A screaming comes across the sky, silent and striking. It comes, and with it, the universe. It happens too fast, or maybe it just felt that way. I’ve watched meteors before with Pa out in the fields, late at night after long days, but nothing compares to this. The loom of its all encompassing size alone could kill all life, so large its mear glance would obliterate everything. I watched it for far longer than I should have that day, and when others were holding their loved ones tight in prayer to an unheard God, I stood alone in that field. 

Then it was over.

Describe the image

It was an odd sort of unreality, living on the rings. They circled the shell of Earth that was resting just above the atmosphere. To call it peaceful would be inaccurate, for any anarchist commune is always at least a little bit insane — but hey, at least the giraffes aren’t carnivorous. The “rules” were more of guidelines, if anything. Don’t break anything we can’t fix, don’t kill someone without asking nicely first, no opening the hatch and sucking us all into the ever-present endless expanse of space. You know, basic things.

I liked walking at what constituted ‘night’ in the place that never sleeps, through the river ‘Floyd,’ which snaked through every level of the rings. It was cold, deep, and I liked to imagine Earth had rivers like it, but without the toxic sludge. 

Visitors 

I met a stranger one afternoon, alone in my apartment. One usually does not expect to find 8 foot tall extraterrestrials on their balconies, certainly not on a Tuesday. 

They stood, head not visible through the door, uncomfortable. They looked cold. I could tell they were not from around here, but I didn’t want to call them alien — it makes me feel unwelcome enough already whenever I present my ID at traffic stops. So I was cautious, respectful. They handed me a little worm-like creature, and gestured to their ear gently. Placing the babbling creature in, I felt its slimy, smooth body wiggle into my brain painlessly. 

“Thank you.”

Under the Sea

It was murky and dark down on the seabed. Almost like a separate world, distanced from the stench of humanity, free of their ilk — silent. Or, at least, it had been. Long ago for some, the station had been built, embedded on the ocean’s bottom; hidden in plain sight from passing sea creatures and intrepid explorers alike. 
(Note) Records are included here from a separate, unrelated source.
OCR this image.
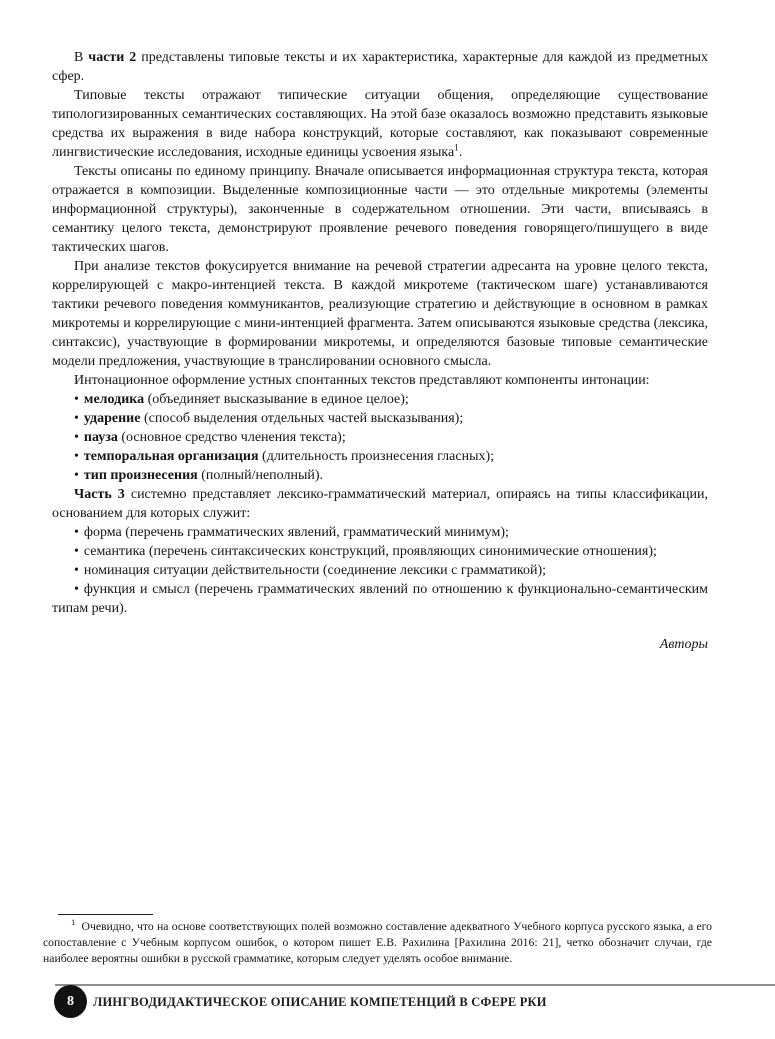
В части 2 представлены типовые тексты и их характеристика, характерные для каждой из предметных сфер.

Типовые тексты отражают типические ситуации общения, определяющие существование типологизированных семантических составляющих. На этой базе оказалось возможно представить языковые средства их выражения в виде набора конструкций, которые составляют, как показывают современные лингвистические исследования, исходные единицы усвоения языка$^1$.

Тексты описаны по единому принципу. Вначале описывается информационная структура текста, которая отражается в композиции. Выделенные композиционные части — это отдельные микротемы (элементы информационной структуры), законченные в содержательном отношении. Эти части, вписываясь в семантику целого текста, демонстрируют проявление речевого поведения говорящего/пишущего в виде тактических шагов.

При анализе текстов фокусируется внимание на речевой стратегии адресанта на уровне целого текста, коррелирующей с макро-интенцией текста. В каждой микротеме (тактическом шаге) устанавливаются тактики речевого поведения коммуникантов, реализующие стратегию и действующие в основном в рамках микротемы и коррелирующие с мини-интенцией фрагмента. Затем описываются языковые средства (лексика, синтаксис), участвующие в формировании микротемы, и определяются базовые типовые семантические модели предложения, участвующие в транслировании основного смысла.

Интонационное оформление устных спонтанных текстов представляют компоненты интонации:

• мелодика (объединяет высказывание в единое целое);

• ударение (способ выделения отдельных частей высказывания);

• пауза (основное средство членения текста);

• темпоральная организация (длительность произнесения гласных);

• тип произнесения (полный/неполный).

Часть 3 системно представляет лексико-грамматический материал, опираясь на типы классификации, основанием для которых служит:

• форма (перечень грамматических явлений, грамматический минимум);

• семантика (перечень синтаксических конструкций, проявляющих синонимические отношения);

• номинация ситуации действительности (соединение лексики с грамматикой);

• функция и смысл (перечень грамматических явлений по отношению к функционально-семантическим типам речи).

Авторы

$^1$ Очевидно, что на основе соответствующих полей возможно составление адекватного Учебного корпуса русского языка, а его сопоставление с Учебным корпусом ошибок, о котором пишет Е.В. Рахилина [Рахилина 2016: 21], четко обозначит случаи, где наиболее вероятны ошибки в русской грамматике, которым следует уделять особое внимание.

8 ЛИНГВОДИДАКТИЧЕСКОЕ ОПИСАНИЕ КОМПЕТЕНЦИЙ В СФЕРЕ РКИ
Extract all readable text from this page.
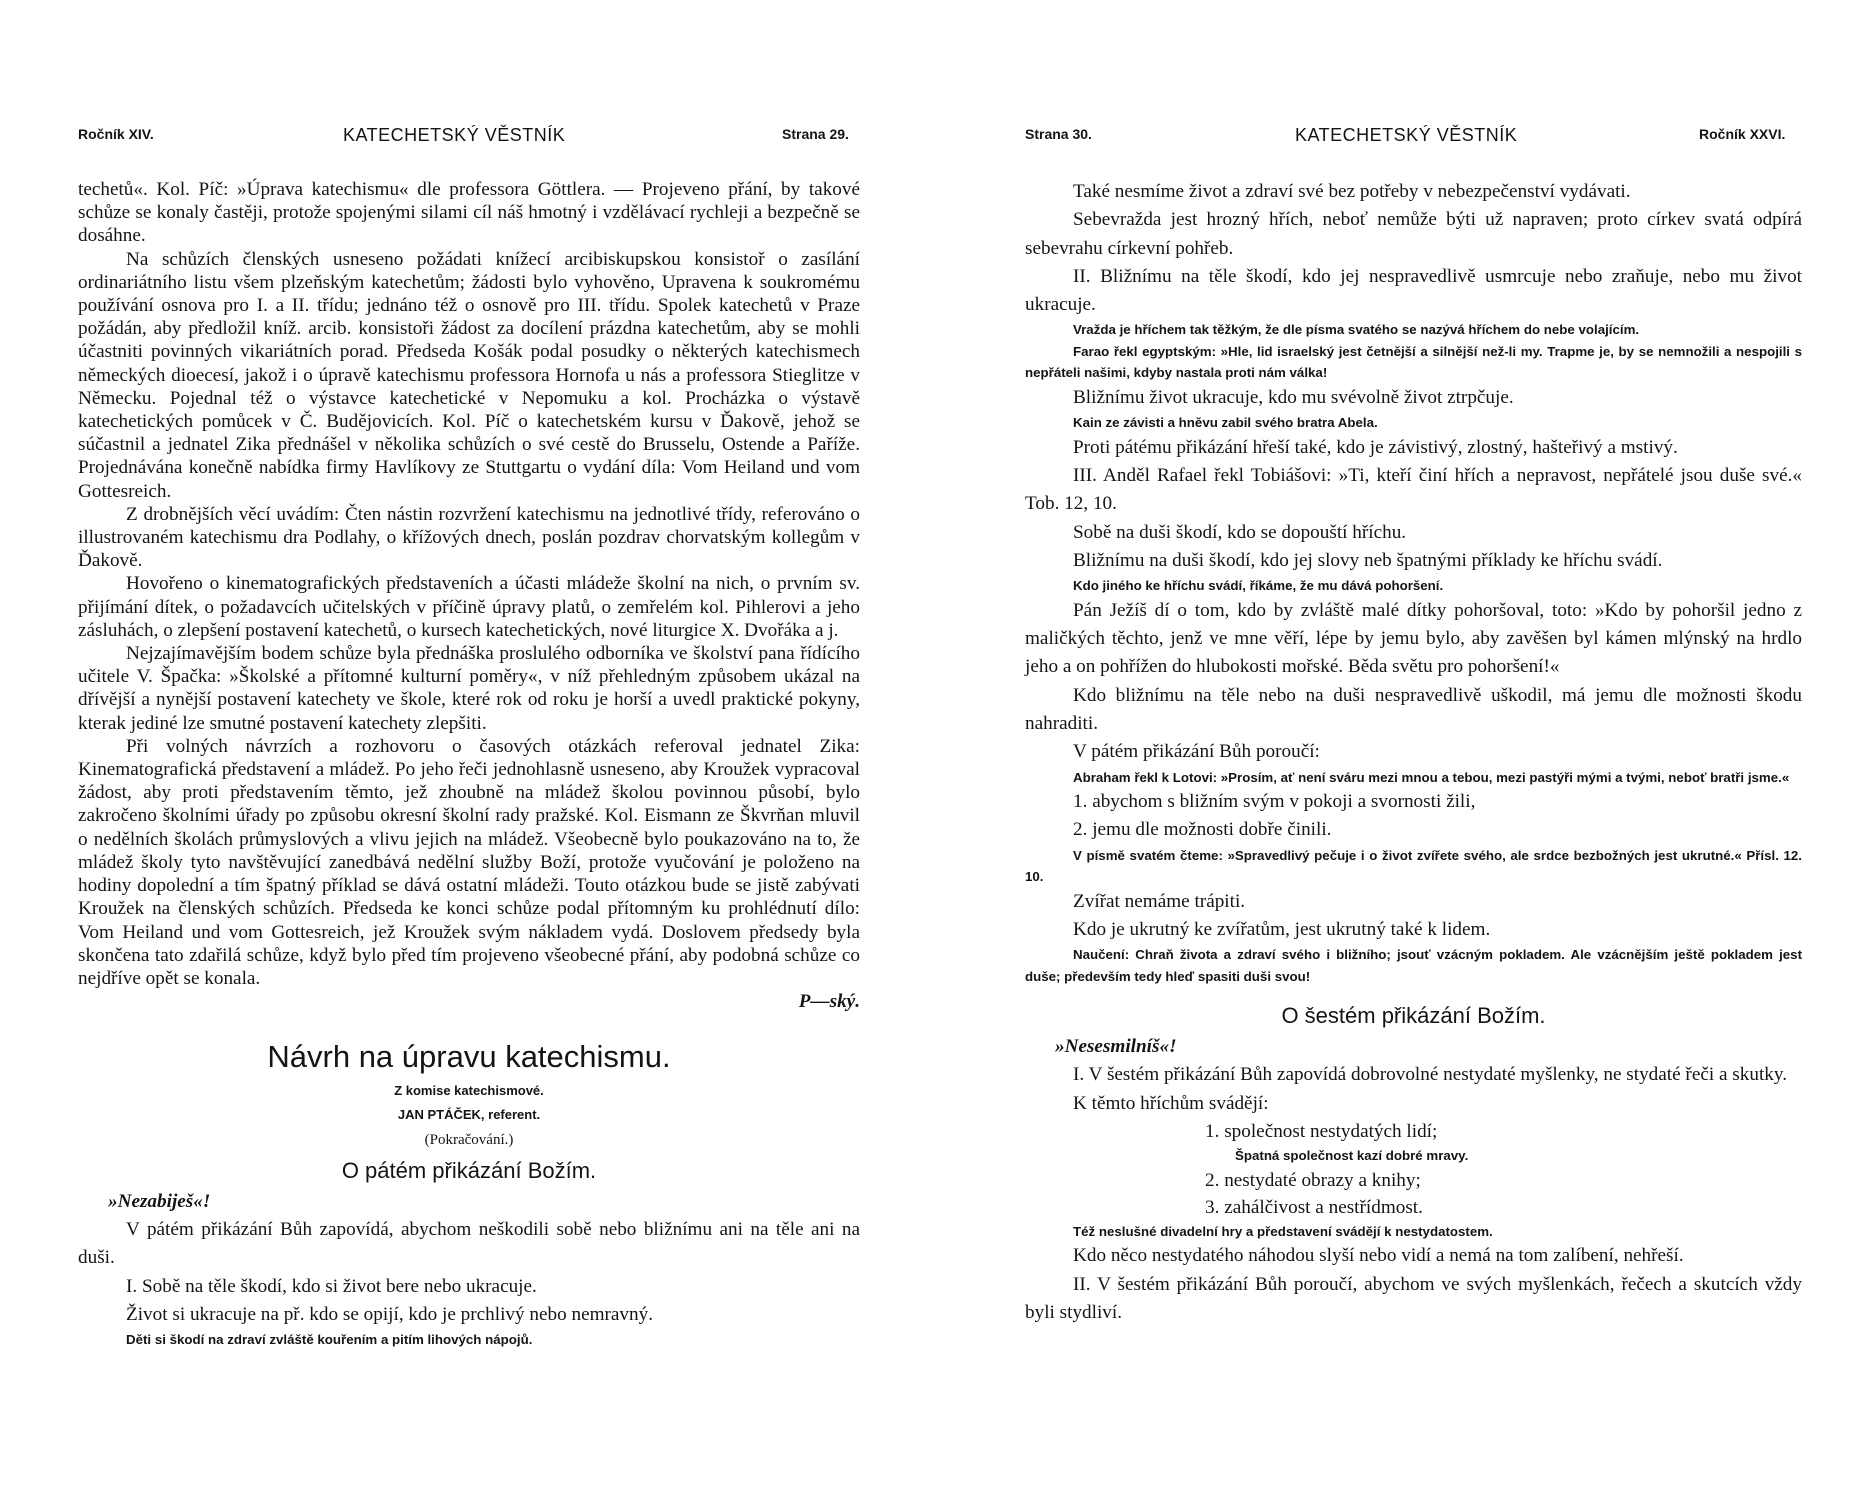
Ročník XIV.	KATECHETSKÝ VĚSTNÍK	Strana 29.

techetů«. Kol. Píč: »Úprava katechismu« dle professora Göttlera. — Projeveno přání, by takové schůze se konaly častěji, protože spojenými silami cíl náš hmotný i vzdělávací rychleji a bezpečně se dosáhne.

Na schůzích členských usneseno požádati knížecí arcibiskupskou konsistoř o zasílání ordinariátního listu všem plzeňským katechetům; žádosti bylo vyhověno, Upravena k soukromému používání osnova pro I. a II. třídu; jednáno též o osnově pro III. třídu. Spolek katechetů v Praze požádán, aby předložil kníž. arcib. konsistoři žádost za docílení prázdna katechetům, aby se mohli účastniti povinných vikariátních porad. Předseda Košák podal posudky o některých katechismech německých dioecesí, jakož i o úpravě katechismu professora Hornofa u nás a professora Stieglitze v Německu. Pojednal též o výstavce katechetické v Nepomuku a kol. Procházka o výstavě katechetických pomůcek v Č. Budějovicích. Kol. Píč o katechetském kursu v Ďakově, jehož se súčastnil a jednatel Zika přednášel v několika schůzích o své cestě do Brusselu, Ostende a Paříže. Projednávána konečně nabídka firmy Havlíkovy ze Stuttgartu o vydání díla: Vom Heiland und vom Gottesreich.

Z drobnějších věcí uvádím: Čten nástin rozvržení katechismu na jednotlivé třídy, referováno o illustrovaném katechismu dra Podlahy, o křížových dnech, poslán pozdrav chorvatským kollegům v Ďakově.

Hovořeno o kinematografických představeních a účasti mládeže školní na nich, o prvním sv. přijímání dítek, o požadavcích učitelských v příčině úpravy platů, o zemřelém kol. Pihlerovi a jeho zásluhách, o zlepšení postavení katechetů, o kursech katechetických, nové liturgice X. Dvořáka a j.

Nejzajímavějším bodem schůze byla přednáška proslulého odborníka ve školství pana řídícího učitele V. Špačka: »Školské a přítomné kulturní poměry«, v níž přehledným způsobem ukázal na dřívější a nynější postavení katechety ve škole, které rok od roku je horší a uvedl praktické pokyny, kterak jediné lze smutné postavení katechety zlepšiti.

Při volných návrzích a rozhovoru o časových otázkách referoval jednatel Zika: Kinematografická představení a mládež. Po jeho řeči jednohlasně usneseno, aby Kroužek vypracoval žádost, aby proti představením těmto, jež zhoubně na mládež školou povinnou působí, bylo zakročeno školními úřady po způsobu okresní školní rady pražské. Kol. Eismann ze Škvrňan mluvil o nedělních školách průmyslových a vlivu jejich na mládež. Všeobecně bylo poukazováno na to, že mládež školy tyto navštěvující zanedbává nedělní služby Boží, protože vyučování je položeno na hodiny dopolední a tím špatný příklad se dává ostatní mládeži. Touto otázkou bude se jistě zabývati Kroužek na členských schůzích. Předseda ke konci schůze podal přítomným ku prohlédnutí dílo: Vom Heiland und vom Gottesreich, jež Kroužek svým nákladem vydá. Doslovem předsedy byla skončena tato zdařilá schůze, když bylo před tím projeveno všeobecné přání, aby podobná schůze co nejdříve opět se konala.

P—ský.

Návrh na úpravu katechismu.
Z komise katechismové.
JAN PTÁČEK, referent.
(Pokračování.)
O pátém přikázání Božím.
»Nezabiješ«!

V pátém přikázání Bůh zapovídá, abychom neškodili sobě nebo bližnímu ani na těle ani na duši.

I. Sobě na těle škodí, kdo si život bere nebo ukracuje.

Život si ukracuje na př. kdo se opijí, kdo je prchlivý nebo nemravný.

Děti si škodí na zdraví zvláště kouřením a pitím lihových nápojů.

Strana 30.	KATECHETSKÝ VĚSTNÍK	Ročník XXVI.

Také nesmíme život a zdraví své bez potřeby v nebezpečenství vydávati.

Sebevražda jest hrozný hřích, neboť nemůže býti už napraven; proto církev svatá odpírá sebevrahu církevní pohřeb.

II. Bližnímu na těle škodí, kdo jej nespravedlivě usmrcuje nebo zraňuje, nebo mu život ukracuje.

Vražda je hříchem tak těžkým, že dle písma svatého se nazývá hříchem do nebe volajícím.

Farao řekl egyptským: »Hle, lid israelský jest četnější a silnější než-li my. Trapme je, by se nemnožili a nespojili s nepřáteli našimi, kdyby nastala proti nám válka!

Bližnímu život ukracuje, kdo mu svévolně život ztrpčuje.

Kain ze závisti a hněvu zabil svého bratra Abela.

Proti pátému přikázání hřeší také, kdo je závistivý, zlostný, hašteřivý a mstivý.

III. Anděl Rafael řekl Tobiášovi: »Ti, kteří činí hřích a nepravost, nepřátelé jsou duše své.« Tob. 12, 10.

Sobě na duši škodí, kdo se dopouští hříchu.

Bližnímu na duši škodí, kdo jej slovy neb špatnými příklady ke hříchu svádí.

Kdo jiného ke hříchu svádí, říkáme, že mu dává pohoršení.

Pán Ježíš dí o tom, kdo by zvláště malé dítky pohoršoval, toto: »Kdo by pohoršil jedno z maličkých těchto, jenž ve mne věří, lépe by jemu bylo, aby zavěšen byl kámen mlýnský na hrdlo jeho a on pohřížen do hlubokosti mořské. Běda světu pro pohoršení!«

Kdo bližnímu na těle nebo na duši nespravedlivě uškodil, má jemu dle možnosti škodu nahraditi.

V pátém přikázání Bůh poroučí:

Abraham řekl k Lotovi: »Prosím, ať není sváru mezi mnou a tebou, mezi pastýři mými a tvými, neboť bratři jsme.«

1. abychom s bližním svým v pokoji a svornosti žili,

2. jemu dle možnosti dobře činili.

V písmě svatém čteme: »Spravedlivý pečuje i o život zvířete svého, ale srdce bezbožných jest ukrutné.« Přísl. 12. 10.

Zvířat nemáme trápiti.

Kdo je ukrutný ke zvířatům, jest ukrutný také k lidem.

Naučení: Chraň života a zdraví svého i bližního; jsouť vzácným pokladem. Ale vzácnějším ještě pokladem jest duše; především tedy hleď spasiti duši svou!

O šestém přikázání Božím.
»Nesesmilníš«!

I. V šestém přikázání Bůh zapovídá dobrovolné nestydaté myšlenky, ne stydaté řeči a skutky.

K těmto hříchům svádějí:

1. společnost nestydatých lidí;
Špatná společnost kazí dobré mravy.
2. nestydaté obrazy a knihy;
3. zahálčivost a nestřídmost.

Též neslušné divadelní hry a představení svádějí k nestydatostem.

Kdo něco nestydatého náhodou slyší nebo vidí a nemá na tom zalíbení, nehřeší.

II. V šestém přikázání Bůh poroučí, abychom ve svých myšlenkách, řečech a skutcích vždy byli stydliví.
Their true name unpronouncable by human tongue, Xion watched and catalogued flora in relative peace, unknown for years. It would’ve been far longer still if the ilk hadn’t spread, starting at the industrial revolution. Xion had helped with that, as war was not their speciality but instead industry; that was what they loved. They built those vermin their cars, helped plan their cities, aided in restructuring of Government — but time had weighed heavy on their heart and morality hung their head. So they gave humans advanced electricity, alternative power to replace the rot of coal, and left without word to their station under the sea. 

That was then, and this is now. Trash floated on turbulent waters, and microplastics fed the plankton. It seemed it was time to put those humans in their place once more.

Six Word Stories

Wow, that’s a lot of stoats. 

I take your hand, left disconnected.

Battlin’ brawlers dance the promenade nightly.